El libro me quitó el aliento, aunque ahora mismo no recuerdo el nombre del artista, pero sí que lo escribió para hablar del Alzheimer de su abuelo. Cuando lo pagué le dije a la vendedora: “este libro será muy usado cuando esté en el asilo”.
¿Por qué creo que estaré en el asilo? Tal vez, porque en una lectura rápida de mi vida, vi que eso es una posibilidad y que ese libro me acompañaría y me daría ciertas lecturas de mi mismo y ese entorno.
Tal vez porque, incluso en esa posibilidad, asumí que no renunciaré a lo que sé ahora: que los libros son una redención para nuestras vidas porque nos permiten conectarnos con acaso, lo único verdaderamente sagrado que poseemos: nuestra historia propia.
Y nadie puede mentir al respecto. Y sí, si de alguna forma los libros nos acercan a nuestras verdades, al menos ante el examen final de nuestras vidas podríamos no castigarnos demasiado al recordar.

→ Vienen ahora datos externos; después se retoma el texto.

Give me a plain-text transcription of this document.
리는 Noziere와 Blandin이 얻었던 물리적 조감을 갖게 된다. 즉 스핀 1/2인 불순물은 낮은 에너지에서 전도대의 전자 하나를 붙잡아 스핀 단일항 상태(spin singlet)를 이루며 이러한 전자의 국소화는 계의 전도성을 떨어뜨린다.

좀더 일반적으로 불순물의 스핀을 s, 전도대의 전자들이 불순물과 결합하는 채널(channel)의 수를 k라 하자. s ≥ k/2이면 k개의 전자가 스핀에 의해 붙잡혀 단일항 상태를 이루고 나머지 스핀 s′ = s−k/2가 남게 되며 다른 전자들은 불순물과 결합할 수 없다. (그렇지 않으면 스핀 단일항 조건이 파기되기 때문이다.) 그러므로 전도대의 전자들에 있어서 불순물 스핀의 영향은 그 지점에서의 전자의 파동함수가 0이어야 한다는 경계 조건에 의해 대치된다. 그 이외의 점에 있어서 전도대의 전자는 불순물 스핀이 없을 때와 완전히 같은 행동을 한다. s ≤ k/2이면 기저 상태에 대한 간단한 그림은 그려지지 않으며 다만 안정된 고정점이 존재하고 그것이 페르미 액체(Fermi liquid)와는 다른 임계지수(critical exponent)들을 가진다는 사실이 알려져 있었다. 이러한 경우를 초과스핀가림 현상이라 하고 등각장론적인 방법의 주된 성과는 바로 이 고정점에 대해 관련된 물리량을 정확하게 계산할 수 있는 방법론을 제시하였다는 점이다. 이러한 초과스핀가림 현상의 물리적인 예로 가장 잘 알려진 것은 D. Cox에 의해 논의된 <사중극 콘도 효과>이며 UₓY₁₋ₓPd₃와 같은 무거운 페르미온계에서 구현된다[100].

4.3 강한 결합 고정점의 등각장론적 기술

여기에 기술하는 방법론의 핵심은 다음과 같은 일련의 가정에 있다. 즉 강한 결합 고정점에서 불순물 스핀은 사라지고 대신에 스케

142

Entonces, ese sencillo acto lector que cometí: comprar un libro, fue una serie de complejas lecturas de mi vida, como asumo que ocurre con quien compra libros. En esa sencilla y mecánica transacción en una librería o ante un vendedor, realizamos una operación del alma, una radiografía milimétrica de quienes somos y cómo ese libro al unirse a nuestra biblioteca refuerza también la idea de quienes creemos que somos o seremos. Así, no compramos un libro nada más, sino una imagen que tenemos de nosotros.
Y con ese sencillo acto lector, de ciertas maneras, nos redimimos. Con ese sencillo acto lector reafirmamos quienes somos aunque luego no lo volvamos a ver en el caos de nuestros libreros. Y saber quienes somos, reafirmar el yo sin duda, es un leve momento de certidumbre en el caos cotidiano de nuestras vidas.